Мы зажгли коптилку, поставили на стол варёное мясо в котелке. Сытные и плотные запах наполнили зимовье… Оказывается, дядя Семён видел в тайге мои следы и сразу понял, что идёт совсем неопытный охотник.
- Ты пошто, Колька, камни ворочал? – вдруг удивлённо спросил меня дядя Семён, прищурив узкие глаза и ловко отрезав мясо маленьким острым ножом.
- Горностай там был, ох и намучился я, дядя Семён, пока добыл его, - начал я оправдывать, но старик перебил меня:
- Зачем ворочать камни? Ты что – на каторге? Не надо пугать горностая. Ты сядь на камни и отдыхай, он сам вылезет посмотреть – ушёл ты или нет, а ты его в это время – бах! И всё.
Дядя Семён разволновался и долго рассказывал мне, как добывать пушнину – горностая, белку, колонка, соболя, в какое время дня, что и как я должен делать, как надо определять ночлег. Я слушал, раскрыв рот. Оказывается – ничегошеньки я ещё не знаю и не умею. Одним словом – лапоть!
Наговорившись, после ужина старик вытащил из кожаного мешочка странный и острый предмет, стал ковырять им в зубах, доставая застрявшие крошки мяса и волокон.
- Совсем плохие зубы стали, да и сам я старею, восьмой десятой пошёл, - жаловался он мне, показывая белые и крепкие зубы.
- А чем это вы чистите? – Не вытерпел я.
- А-а, это сушеный язык дятла, - он протянул мне странную зубочистку. – Видишь, на нём зазубрины, как на рыбачьем крючке. Дятел ловко орудует языком, пошто бы и человеку не использовать, а?
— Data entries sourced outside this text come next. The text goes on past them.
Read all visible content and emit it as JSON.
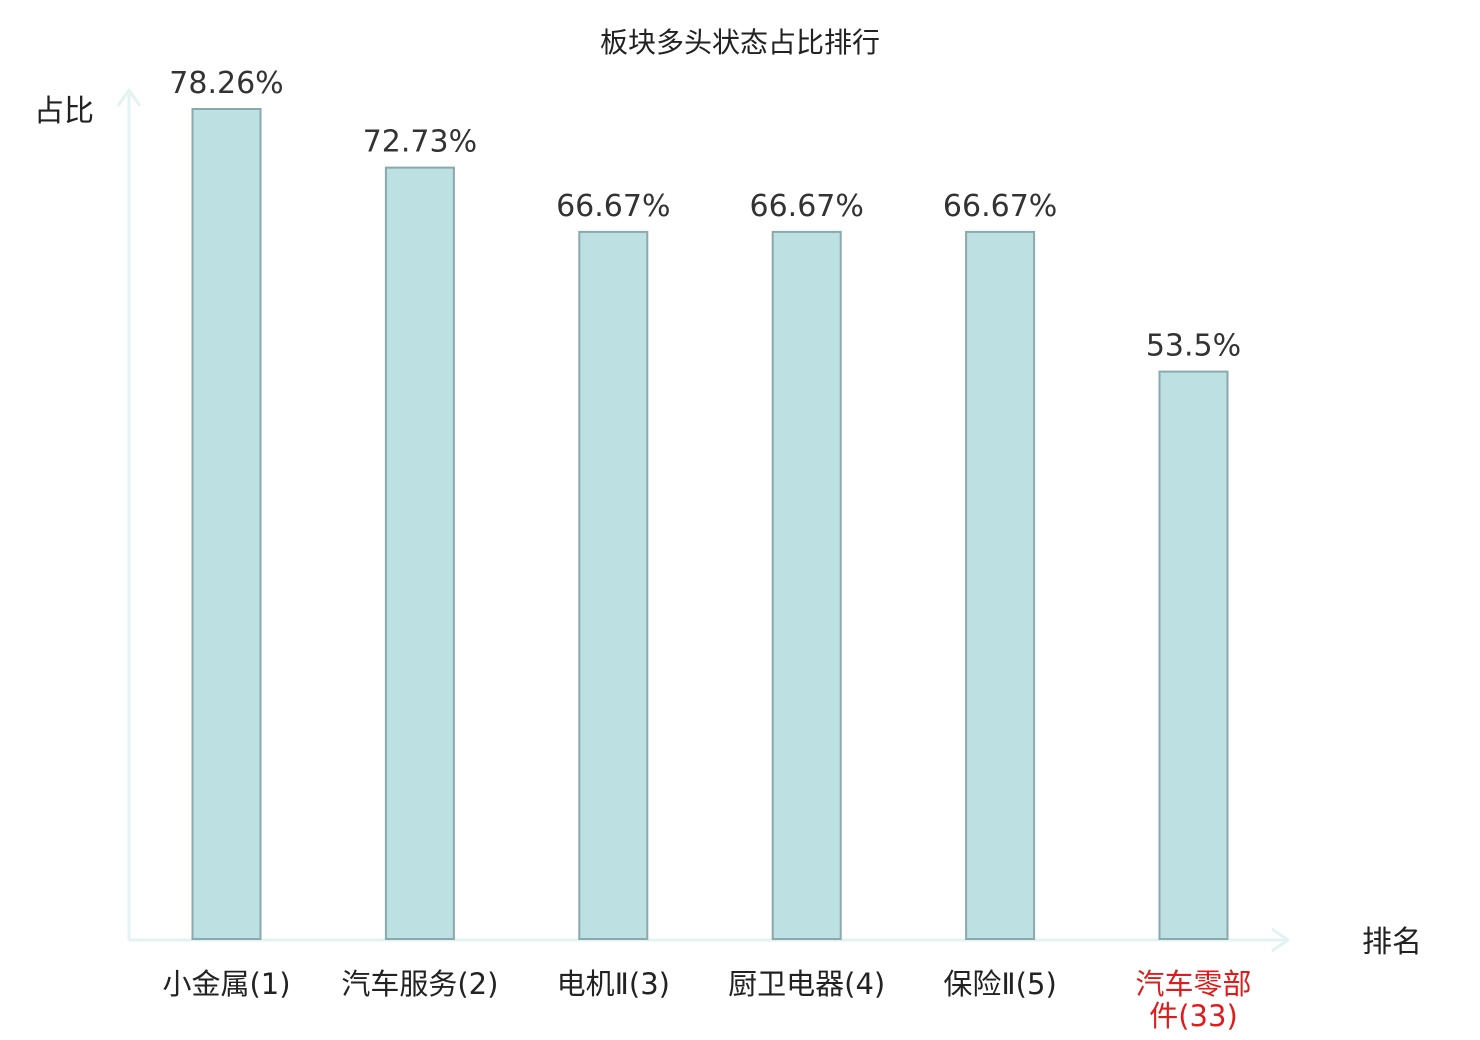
{
  "chart_data": {
    "type": "bar",
    "title": "板块多头状态占比排行",
    "ylabel": "占比",
    "xlabel": "排名",
    "categories": [
      "小金属(1)",
      "汽车服务(2)",
      "电机Ⅱ(3)",
      "厨卫电器(4)",
      "保险Ⅱ(5)",
      "汽车零部件(33)"
    ],
    "category_lines": [
      [
        "小金属(1)"
      ],
      [
        "汽车服务(2)"
      ],
      [
        "电机Ⅱ(3)"
      ],
      [
        "厨卫电器(4)"
      ],
      [
        "保险Ⅱ(5)"
      ],
      [
        "汽车零部",
        "件(33)"
      ]
    ],
    "values": [
      78.26,
      72.73,
      66.67,
      66.67,
      66.67,
      53.5
    ],
    "value_labels": [
      "78.26%",
      "72.73%",
      "66.67%",
      "66.67%",
      "66.67%",
      "53.5%"
    ],
    "highlight_index": 5,
    "ylim": [
      0,
      80
    ],
    "grid": false,
    "colors": {
      "bar_fill": "#bde0e3",
      "bar_stroke": "#8aa9ad",
      "axis": "#e2f3f1",
      "label": "#222222",
      "value_label": "#333333",
      "highlight": "#e01b1b"
    }
  }
}
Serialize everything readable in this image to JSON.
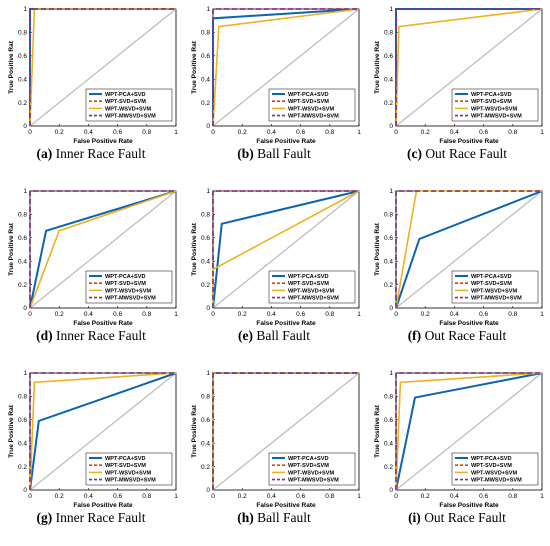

Видя мой интерес к тайге, старик закурил трубку и начал долгий рассказ о том, как охотились его предки, как они любили и берегли природу, брали от неё ровно столько, сколько было надо, оставляли впрок для потомков…
Ровно и удачливо потекли дни моей учёбы. За несколько вечером старик преподнёс мне целую науку о тайге и её обитателях, а днями я усердно воплощал теорию в практику… Беседы наши не кончались только тайгой. Оказалось, что два сына дяди Семёна воюют на фронте, оба – снайперы, а невестки работают в оленеводческом колхозе.
- Сам я помаленьку продолжаю промышлять и помогаю растить внуков, - однажды сказал он и вздохнул. – Скоро проведу свой последний сезон и займусь внуками.
Последний сезон… А я только начинал свой первый и самый трудный охотничий сезон.

.................................
© Н. Е. Шемякин. Сюжет, 2000
© В. Б. Балдоржиев. Литературное переложение, 2000



...................................................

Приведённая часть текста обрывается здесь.